The LAPD has always been on the forefront of technology. Part of the force's strength, as well as its weakness, is its heavy reliance on squad cars and helicopters over walking a beat. What they gain in mobility over an increased landscape, a necessity in the sprawl that is Los Angeles, they lose in face to face community presence.
Bridging that gap is difficult at best. It's not that they don't try, it's that, sometimes, they try too hard.
"Is this a Segway?" a man asked Breegle. No, it's a T3 personal mobility vehicle, he responded. "How fast can you go?" another asked Rodriguez. About 25 mph, he answered.Oh, come on. Scooters? What, are we French all of a sudden? That's just what we need. Kevlar and Vespas.
Los Angeles police say the bicycle helmets they must wear while driving the T3 are a turnoff, adding a dorky look to an otherwise sleek machine.No. No no no no no. It is not the helmet that is dorky. It is the John Deere lawnmower you're standing on. Amp up the speed, make it remote controlled, stick a .50 cal turret on it and then it will be cool. Maybe. If you add a grenade launcher. You know, for beanbags and tear gas. And tasers. Fore and aft.
This is why I'm not in charge of the LAPD's community outreach program.
It's not all bad, though. In the Times article on the LAPD's use of emerging tech, they outline some of the new squad car equipment being tested. Some of the tech has been around for a while, some of it is just now being rolled out.

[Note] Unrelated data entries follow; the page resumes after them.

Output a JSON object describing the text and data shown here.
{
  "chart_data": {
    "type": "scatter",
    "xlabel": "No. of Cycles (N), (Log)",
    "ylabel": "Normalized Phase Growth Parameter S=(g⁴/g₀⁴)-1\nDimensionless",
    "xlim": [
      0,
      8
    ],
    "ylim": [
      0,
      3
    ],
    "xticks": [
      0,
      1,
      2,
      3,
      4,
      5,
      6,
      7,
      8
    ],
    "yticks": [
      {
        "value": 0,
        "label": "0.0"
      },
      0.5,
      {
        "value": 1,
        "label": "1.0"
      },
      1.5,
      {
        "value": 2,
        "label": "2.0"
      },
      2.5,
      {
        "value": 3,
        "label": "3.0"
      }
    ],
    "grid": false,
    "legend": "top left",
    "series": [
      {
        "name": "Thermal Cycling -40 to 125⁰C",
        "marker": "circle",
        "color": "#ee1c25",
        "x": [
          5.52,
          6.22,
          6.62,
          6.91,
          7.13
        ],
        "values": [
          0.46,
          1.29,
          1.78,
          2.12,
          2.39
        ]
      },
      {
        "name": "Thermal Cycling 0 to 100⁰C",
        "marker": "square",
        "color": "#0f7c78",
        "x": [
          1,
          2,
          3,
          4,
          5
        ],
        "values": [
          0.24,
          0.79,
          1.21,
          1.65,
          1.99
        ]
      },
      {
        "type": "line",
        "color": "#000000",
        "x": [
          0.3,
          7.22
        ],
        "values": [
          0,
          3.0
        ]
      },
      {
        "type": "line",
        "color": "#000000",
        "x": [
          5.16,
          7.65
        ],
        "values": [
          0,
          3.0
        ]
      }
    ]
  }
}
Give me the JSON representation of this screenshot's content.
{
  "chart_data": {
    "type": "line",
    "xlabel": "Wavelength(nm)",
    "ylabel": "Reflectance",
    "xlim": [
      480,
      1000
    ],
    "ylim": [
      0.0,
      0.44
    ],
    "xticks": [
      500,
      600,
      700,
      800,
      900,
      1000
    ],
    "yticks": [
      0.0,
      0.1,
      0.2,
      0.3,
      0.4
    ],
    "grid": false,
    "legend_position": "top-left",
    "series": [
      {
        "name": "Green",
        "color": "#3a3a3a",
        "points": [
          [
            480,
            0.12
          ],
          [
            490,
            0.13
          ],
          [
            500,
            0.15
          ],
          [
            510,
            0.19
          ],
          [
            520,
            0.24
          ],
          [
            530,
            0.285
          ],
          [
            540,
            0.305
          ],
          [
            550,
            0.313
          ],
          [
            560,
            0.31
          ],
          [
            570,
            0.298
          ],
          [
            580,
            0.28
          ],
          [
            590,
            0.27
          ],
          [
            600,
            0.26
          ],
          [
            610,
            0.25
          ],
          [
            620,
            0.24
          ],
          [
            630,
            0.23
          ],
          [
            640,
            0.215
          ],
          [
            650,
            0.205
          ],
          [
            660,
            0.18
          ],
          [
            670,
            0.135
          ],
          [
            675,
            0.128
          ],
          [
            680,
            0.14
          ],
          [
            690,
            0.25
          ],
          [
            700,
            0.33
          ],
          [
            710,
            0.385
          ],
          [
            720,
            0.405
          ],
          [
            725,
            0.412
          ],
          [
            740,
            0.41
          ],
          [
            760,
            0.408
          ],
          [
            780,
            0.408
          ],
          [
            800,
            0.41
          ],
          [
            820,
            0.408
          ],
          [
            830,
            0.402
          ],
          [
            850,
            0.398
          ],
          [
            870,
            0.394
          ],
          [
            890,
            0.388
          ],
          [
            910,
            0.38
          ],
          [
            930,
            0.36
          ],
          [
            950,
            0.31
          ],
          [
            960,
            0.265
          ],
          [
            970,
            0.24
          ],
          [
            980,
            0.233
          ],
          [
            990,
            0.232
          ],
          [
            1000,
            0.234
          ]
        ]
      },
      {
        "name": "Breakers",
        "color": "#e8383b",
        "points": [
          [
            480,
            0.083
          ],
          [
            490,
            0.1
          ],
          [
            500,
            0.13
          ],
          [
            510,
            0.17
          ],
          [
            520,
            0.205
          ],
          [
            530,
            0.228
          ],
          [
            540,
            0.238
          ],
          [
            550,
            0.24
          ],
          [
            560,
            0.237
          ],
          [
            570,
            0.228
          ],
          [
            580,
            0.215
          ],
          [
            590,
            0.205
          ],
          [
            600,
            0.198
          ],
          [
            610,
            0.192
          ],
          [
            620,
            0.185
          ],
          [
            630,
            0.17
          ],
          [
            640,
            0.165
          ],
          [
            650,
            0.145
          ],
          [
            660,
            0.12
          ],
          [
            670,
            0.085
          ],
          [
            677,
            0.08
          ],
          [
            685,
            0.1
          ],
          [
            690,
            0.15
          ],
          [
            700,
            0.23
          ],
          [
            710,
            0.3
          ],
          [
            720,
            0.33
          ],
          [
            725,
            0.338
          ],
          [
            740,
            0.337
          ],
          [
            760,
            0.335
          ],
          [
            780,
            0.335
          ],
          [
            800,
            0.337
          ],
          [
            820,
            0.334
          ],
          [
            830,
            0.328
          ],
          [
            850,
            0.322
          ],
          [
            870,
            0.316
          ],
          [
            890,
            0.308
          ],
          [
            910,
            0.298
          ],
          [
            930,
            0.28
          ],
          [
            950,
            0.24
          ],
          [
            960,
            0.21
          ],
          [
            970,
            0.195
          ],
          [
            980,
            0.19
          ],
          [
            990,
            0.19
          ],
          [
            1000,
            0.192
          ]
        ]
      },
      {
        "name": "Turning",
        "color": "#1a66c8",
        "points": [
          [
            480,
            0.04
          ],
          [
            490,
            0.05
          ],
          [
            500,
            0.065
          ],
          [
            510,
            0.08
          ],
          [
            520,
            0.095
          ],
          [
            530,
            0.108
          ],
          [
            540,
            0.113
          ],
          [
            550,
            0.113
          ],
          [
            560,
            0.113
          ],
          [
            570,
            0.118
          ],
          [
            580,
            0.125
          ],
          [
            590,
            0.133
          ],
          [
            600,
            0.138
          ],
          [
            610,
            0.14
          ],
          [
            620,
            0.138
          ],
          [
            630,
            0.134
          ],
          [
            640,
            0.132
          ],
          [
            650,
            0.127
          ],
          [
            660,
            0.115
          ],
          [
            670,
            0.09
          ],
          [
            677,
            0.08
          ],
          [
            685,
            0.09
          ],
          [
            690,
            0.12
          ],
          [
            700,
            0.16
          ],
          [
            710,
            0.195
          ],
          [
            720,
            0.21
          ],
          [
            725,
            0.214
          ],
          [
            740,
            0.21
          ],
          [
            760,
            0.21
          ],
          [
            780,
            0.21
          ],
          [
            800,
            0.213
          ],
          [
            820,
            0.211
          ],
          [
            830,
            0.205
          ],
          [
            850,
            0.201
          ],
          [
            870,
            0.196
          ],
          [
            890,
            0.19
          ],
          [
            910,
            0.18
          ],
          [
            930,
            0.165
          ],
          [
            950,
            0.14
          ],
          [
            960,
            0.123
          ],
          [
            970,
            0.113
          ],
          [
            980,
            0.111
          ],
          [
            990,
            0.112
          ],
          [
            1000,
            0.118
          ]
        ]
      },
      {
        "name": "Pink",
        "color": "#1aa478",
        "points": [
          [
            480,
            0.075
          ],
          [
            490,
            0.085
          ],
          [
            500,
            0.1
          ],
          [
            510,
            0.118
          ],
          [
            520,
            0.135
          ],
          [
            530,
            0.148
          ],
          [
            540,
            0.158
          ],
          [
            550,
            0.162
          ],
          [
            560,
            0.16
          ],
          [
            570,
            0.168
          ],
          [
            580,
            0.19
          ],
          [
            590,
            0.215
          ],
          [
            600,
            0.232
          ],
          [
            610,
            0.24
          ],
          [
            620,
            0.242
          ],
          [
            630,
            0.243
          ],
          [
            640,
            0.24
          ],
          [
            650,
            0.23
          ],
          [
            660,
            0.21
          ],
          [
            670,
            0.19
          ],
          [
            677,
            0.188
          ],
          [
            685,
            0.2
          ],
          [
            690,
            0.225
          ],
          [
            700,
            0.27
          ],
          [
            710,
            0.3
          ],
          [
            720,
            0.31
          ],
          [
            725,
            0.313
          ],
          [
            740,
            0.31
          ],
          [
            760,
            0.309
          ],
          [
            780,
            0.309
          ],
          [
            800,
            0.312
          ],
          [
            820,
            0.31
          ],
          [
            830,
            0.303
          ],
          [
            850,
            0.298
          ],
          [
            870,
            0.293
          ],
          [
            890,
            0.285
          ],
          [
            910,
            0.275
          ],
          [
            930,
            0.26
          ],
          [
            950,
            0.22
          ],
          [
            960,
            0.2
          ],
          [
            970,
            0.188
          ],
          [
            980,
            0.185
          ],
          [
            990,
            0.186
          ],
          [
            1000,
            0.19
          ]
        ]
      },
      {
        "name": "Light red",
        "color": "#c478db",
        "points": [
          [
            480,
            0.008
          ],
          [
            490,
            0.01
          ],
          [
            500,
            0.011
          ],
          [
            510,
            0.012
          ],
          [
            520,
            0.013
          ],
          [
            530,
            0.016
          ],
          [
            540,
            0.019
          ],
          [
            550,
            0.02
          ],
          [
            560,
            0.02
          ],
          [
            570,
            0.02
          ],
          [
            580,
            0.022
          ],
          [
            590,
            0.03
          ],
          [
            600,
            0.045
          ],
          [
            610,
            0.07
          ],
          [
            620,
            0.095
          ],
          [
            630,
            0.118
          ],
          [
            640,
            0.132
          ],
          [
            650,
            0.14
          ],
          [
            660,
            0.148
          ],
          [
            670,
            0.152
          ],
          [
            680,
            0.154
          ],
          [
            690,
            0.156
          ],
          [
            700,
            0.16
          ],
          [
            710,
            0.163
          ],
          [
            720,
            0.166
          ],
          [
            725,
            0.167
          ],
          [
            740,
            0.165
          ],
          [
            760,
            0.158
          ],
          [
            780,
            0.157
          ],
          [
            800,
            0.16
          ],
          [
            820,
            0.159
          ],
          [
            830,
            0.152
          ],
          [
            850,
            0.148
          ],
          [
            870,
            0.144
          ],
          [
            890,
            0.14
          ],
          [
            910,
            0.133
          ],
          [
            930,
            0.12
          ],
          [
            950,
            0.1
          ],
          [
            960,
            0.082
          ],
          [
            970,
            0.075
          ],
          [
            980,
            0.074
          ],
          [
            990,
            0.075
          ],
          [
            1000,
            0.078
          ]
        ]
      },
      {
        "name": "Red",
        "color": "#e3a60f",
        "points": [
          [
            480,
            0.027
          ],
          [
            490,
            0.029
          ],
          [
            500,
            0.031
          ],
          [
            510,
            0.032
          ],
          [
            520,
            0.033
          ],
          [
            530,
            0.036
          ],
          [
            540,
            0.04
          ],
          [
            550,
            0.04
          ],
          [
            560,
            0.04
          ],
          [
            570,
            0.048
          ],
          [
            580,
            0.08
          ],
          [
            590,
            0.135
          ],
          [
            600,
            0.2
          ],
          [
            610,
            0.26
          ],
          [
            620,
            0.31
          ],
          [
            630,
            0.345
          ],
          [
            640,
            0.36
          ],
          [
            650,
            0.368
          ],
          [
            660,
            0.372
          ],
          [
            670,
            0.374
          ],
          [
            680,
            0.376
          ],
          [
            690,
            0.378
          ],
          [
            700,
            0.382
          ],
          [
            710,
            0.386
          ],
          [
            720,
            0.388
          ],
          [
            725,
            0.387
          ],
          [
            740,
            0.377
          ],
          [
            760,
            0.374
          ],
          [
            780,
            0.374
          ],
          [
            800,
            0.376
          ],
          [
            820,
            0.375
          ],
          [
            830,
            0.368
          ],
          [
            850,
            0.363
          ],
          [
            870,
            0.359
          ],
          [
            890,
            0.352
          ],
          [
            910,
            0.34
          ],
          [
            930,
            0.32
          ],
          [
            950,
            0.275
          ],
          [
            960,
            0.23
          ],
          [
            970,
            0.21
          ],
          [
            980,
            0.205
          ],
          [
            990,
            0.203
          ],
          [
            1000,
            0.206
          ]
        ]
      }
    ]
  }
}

License plate recognition systems (impressive), a GPS dart gun to tag fleeing vehicles (okay, that one's cool), receivers to grab video feeds from street cameras (creepy and slightly suspect), in-car fingerprint matching (useful), facial recognition (a lawsuit waiting to happen) and windshield and back seat cameras (the best idea so far).
Impressive, ain't it? Too bad it tacks on an extra $100K per car. Considering that we're short on police and the money to pay them, this is a bit of a turnoff.